Important caveat: SecureRandom.getInstance("SHA1PRNG") with setSeed() called manually produces a deterministic PRNG seeded from the value you provide. If you seed it from System.currentTimeMillis(), you have recreated the java.util.Random vulnerability with extra steps. Never call setSeed() on a SecureRandom instance being used for token generation.

Where These Vulnerabilities Appear in Practice

Password Reset Tokens

A password reset flow generates a token, stores it (usually hashed) in the database, and sends the unhashed version to the user via email. If the token is generated with a weak PRNG:

  1. An attacker requests a password reset for a target account and notes the approximate timestamp.
  2. The attacker also requests a reset for their own account and observes their token.
  3. Using the observed token and timestamp, the attacker reconstructs PRNG state (for Mersenne Twister, this requires observing 624 32-character tokens — impractical for most deployments, but linear congruential generators need only one or two).
  4. The attacker predicts the target’s token and uses it to reset the target’s password.

Password reset tokens should be at minimum 128 bits from a CSPRNG, typically rendered as hex or base64url, with a short expiry (15-60 minutes).

Session IDs

Session IDs generated with weak PRNGs are predictable. An attacker who can observe multiple session IDs (through traffic sniffing, access logs, or observation of their own sessions over time) can predict session IDs issued before and after the observed window.

Most web frameworks handle session ID generation correctly — Express sessions, Django, Rails, Spring Session all use OS-level entropy. The vulnerability appears when developers generate their own session identifiers instead of using the framework’s session management, or when using a framework with a known weak session ID implementation (some PHP versions before 7.1 had session.entropy_length set too low).

CSRF Tokens

CSRF tokens are generated per-request or per-session and embedded in forms to verify that a form submission originated from the application’s own frontend. A predictable CSRF token defeats the protection entirely — an attacker can generate valid CSRF tokens without access to the user’s session.

API Keys and Client Secrets

API keys generated at account creation time are rarely cycled and are often long-lived. A key generated with a weak PRNG at a predictable time (e.g., when a new account is created) is potentially recoverable.

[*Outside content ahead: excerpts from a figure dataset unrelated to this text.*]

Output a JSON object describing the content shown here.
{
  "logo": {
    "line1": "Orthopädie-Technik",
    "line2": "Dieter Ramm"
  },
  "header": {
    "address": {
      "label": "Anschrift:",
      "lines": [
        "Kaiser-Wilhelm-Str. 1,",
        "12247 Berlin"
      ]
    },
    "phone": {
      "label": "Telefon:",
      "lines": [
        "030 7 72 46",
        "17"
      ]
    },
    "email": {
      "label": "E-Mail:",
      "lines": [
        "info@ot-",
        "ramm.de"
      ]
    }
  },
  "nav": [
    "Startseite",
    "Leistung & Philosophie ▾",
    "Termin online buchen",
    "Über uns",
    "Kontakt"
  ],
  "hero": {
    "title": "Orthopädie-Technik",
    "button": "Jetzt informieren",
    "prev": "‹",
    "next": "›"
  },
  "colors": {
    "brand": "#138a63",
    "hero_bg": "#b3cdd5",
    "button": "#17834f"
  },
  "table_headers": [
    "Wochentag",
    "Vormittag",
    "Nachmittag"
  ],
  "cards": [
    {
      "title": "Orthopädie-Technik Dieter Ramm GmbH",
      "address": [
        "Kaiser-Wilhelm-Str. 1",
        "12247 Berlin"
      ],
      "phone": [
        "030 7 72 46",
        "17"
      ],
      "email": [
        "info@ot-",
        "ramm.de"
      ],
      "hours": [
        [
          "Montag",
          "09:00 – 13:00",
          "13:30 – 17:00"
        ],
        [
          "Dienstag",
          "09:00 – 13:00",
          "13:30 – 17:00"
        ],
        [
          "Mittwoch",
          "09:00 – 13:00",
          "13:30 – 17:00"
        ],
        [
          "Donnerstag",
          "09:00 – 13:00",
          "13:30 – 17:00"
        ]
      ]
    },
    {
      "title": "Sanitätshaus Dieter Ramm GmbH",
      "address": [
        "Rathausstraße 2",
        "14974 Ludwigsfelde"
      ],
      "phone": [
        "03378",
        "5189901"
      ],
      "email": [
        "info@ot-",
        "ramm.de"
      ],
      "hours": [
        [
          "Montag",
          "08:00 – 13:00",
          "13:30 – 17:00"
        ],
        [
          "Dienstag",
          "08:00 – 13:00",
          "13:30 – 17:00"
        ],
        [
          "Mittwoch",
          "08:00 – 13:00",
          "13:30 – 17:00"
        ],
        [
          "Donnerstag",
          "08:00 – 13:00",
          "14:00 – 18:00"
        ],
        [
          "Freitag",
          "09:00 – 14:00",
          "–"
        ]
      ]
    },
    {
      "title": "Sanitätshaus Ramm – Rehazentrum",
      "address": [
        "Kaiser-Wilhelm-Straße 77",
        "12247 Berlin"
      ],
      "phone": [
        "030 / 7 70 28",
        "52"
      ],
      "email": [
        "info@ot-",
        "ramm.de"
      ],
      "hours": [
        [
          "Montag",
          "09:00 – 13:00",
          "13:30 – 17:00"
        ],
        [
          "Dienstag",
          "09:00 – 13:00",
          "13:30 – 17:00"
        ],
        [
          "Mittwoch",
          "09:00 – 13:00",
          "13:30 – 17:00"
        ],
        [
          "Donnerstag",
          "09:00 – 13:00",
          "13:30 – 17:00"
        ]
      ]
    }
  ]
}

This is particularly relevant for multi-tenant SaaS applications where an attacker can observe multiple API keys generated around the same time.

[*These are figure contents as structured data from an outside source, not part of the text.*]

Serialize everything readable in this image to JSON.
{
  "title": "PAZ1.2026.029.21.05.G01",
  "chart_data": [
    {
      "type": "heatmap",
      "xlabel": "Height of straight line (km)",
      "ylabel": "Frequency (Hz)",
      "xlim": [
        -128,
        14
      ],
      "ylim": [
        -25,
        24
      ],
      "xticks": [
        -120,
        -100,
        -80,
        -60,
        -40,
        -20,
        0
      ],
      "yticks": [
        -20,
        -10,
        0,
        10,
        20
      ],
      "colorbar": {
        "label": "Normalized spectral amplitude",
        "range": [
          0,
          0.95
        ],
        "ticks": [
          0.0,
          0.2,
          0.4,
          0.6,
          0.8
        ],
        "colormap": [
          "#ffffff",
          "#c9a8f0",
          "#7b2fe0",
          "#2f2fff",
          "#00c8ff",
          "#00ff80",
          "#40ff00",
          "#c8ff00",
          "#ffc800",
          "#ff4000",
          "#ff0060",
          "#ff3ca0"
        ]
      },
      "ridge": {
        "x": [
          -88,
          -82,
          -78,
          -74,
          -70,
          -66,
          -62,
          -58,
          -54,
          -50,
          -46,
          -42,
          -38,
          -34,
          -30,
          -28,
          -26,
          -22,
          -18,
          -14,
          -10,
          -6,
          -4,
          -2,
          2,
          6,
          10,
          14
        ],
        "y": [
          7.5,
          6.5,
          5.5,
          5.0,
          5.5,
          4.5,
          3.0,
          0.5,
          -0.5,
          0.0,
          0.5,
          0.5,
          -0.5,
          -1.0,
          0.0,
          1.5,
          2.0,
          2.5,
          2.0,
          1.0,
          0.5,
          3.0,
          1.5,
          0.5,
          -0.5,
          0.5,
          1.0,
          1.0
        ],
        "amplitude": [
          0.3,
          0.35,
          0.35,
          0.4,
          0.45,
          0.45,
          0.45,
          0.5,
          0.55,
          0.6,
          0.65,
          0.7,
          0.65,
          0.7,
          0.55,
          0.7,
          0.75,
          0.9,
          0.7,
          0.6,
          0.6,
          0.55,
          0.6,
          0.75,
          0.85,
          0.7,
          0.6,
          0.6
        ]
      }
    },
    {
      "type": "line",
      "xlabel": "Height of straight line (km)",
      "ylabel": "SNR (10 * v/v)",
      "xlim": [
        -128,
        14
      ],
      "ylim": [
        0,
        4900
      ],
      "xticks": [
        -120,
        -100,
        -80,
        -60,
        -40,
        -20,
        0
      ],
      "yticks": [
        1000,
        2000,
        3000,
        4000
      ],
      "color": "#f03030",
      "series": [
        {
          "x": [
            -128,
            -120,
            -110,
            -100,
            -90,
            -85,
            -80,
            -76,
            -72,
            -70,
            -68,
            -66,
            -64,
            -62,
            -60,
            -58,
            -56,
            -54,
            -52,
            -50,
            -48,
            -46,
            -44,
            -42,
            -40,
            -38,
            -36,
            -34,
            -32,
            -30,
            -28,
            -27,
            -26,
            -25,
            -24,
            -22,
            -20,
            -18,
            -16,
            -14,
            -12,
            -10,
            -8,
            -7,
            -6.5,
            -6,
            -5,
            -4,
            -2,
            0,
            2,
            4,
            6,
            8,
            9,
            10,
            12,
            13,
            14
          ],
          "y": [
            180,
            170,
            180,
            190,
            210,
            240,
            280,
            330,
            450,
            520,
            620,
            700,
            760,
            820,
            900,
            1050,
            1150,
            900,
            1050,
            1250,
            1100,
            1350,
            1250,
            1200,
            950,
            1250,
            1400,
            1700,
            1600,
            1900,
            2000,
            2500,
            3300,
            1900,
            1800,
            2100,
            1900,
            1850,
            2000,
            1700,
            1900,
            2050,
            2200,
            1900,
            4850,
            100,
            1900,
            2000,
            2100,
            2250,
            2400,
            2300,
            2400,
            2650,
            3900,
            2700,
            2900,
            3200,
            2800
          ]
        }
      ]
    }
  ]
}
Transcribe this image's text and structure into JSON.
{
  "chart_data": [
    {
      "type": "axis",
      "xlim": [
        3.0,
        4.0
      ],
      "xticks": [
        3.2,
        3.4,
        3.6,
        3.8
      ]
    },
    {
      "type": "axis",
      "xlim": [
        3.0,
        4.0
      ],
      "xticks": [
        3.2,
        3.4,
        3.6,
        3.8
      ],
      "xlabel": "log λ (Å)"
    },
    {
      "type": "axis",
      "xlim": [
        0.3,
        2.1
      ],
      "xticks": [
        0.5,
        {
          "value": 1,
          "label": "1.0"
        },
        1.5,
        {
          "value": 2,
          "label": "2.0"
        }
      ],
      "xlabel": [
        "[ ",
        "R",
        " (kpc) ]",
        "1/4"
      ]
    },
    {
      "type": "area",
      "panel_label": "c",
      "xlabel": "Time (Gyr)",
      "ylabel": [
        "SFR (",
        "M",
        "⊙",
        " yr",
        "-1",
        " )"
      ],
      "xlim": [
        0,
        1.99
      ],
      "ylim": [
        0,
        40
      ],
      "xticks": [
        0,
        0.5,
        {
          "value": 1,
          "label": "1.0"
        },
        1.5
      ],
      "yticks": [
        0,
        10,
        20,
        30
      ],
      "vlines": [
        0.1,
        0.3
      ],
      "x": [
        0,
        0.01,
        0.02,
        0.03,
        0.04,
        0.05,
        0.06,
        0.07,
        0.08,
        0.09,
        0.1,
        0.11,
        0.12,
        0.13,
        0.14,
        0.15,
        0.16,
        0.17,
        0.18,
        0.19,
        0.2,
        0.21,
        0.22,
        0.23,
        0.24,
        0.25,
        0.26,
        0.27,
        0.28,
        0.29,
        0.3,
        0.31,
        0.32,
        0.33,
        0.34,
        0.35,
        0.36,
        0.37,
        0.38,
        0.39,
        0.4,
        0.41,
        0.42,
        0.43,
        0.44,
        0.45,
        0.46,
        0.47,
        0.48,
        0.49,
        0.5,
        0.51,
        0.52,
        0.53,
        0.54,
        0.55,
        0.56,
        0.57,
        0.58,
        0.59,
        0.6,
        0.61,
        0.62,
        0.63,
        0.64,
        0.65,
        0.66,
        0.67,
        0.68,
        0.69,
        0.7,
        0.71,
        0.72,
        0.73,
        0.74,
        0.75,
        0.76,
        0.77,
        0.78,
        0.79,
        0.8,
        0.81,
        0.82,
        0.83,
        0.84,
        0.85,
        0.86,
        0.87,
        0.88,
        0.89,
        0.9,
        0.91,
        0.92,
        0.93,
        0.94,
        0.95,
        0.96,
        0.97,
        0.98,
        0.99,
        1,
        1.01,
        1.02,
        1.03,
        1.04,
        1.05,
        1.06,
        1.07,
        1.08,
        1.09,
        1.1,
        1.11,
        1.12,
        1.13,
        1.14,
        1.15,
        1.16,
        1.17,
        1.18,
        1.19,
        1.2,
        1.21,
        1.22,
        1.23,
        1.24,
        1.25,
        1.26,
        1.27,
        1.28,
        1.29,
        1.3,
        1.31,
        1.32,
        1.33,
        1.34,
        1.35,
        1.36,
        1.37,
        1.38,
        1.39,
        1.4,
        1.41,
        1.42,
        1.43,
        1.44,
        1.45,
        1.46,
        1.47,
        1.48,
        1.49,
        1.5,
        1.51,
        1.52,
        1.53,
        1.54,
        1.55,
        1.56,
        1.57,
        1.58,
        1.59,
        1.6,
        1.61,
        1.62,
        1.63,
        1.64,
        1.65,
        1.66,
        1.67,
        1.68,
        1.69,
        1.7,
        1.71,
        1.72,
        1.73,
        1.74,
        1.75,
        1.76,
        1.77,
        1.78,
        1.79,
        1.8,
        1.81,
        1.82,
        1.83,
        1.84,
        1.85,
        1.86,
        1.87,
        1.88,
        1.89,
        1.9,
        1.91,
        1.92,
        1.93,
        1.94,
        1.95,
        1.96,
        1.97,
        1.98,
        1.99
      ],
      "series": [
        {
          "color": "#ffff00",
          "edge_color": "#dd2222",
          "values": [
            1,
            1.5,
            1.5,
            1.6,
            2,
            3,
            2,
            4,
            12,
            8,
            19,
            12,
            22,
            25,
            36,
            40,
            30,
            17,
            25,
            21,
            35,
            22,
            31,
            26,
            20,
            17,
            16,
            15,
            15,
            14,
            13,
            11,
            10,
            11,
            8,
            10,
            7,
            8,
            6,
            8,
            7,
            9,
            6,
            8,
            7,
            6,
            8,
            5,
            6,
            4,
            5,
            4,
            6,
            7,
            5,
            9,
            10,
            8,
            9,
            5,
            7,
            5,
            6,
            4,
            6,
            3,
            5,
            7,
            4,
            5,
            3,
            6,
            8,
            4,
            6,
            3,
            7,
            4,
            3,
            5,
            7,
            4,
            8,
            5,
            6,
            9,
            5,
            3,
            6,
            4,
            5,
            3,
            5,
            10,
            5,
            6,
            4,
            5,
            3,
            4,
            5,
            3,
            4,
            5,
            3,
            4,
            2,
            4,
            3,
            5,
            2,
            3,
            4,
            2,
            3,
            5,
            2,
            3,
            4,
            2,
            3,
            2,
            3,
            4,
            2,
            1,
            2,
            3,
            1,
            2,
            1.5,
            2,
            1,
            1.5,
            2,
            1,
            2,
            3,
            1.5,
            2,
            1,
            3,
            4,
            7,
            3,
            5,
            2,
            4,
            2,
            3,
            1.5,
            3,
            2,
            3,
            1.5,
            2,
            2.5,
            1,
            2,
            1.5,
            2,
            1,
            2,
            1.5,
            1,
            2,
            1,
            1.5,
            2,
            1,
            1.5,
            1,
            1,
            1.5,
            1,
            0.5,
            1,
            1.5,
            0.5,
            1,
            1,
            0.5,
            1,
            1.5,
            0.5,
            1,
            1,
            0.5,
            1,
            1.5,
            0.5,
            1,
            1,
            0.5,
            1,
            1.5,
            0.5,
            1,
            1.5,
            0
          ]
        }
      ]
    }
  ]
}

Minimum Security Requirements for Token Generation

A security token (session ID, CSRF token, password reset link, API key) should meet these requirements:

RequirementValue
Entropy sourceOS CSPRNG (/dev/urandom, BCryptGenRandom)
Token lengthMinimum 128 bits; 256 bits for long-lived tokens
EncodingHex or base64url (not base64 to avoid + and / in URLs)
ComparisonConstant-time comparison to prevent timing attacks

For constant-time comparison:

# Python
import hmac
hmac.compare_digest(stored_token, provided_token)
// Node.js
const { timingSafeEqual } = require('crypto');
const stored = Buffer.from(storedToken);
const provided = Buffer.from(providedToken);
timingSafeEqual(stored, provided);

String comparison with === or .equals() short-circuits on the first differing byte — a timing side-channel that can leak token prefixes under controlled network conditions.

Finding CWE-338 in Code Review

In code review, search for:

  • Math.random() in paths that generate tokens, IDs, or keys
  • new Random() (Java) anywhere outside of test code
  • random.random(), random.randint(), random.choice() (Python random module) in authentication or session flows
  • UUID generation without verification that it uses a CSPRNG-backed implementation
  • Custom token generation functions rather than framework-provided utilities

The fix is almost always a one-line change to the entropy source. The difficulty is finding the instances.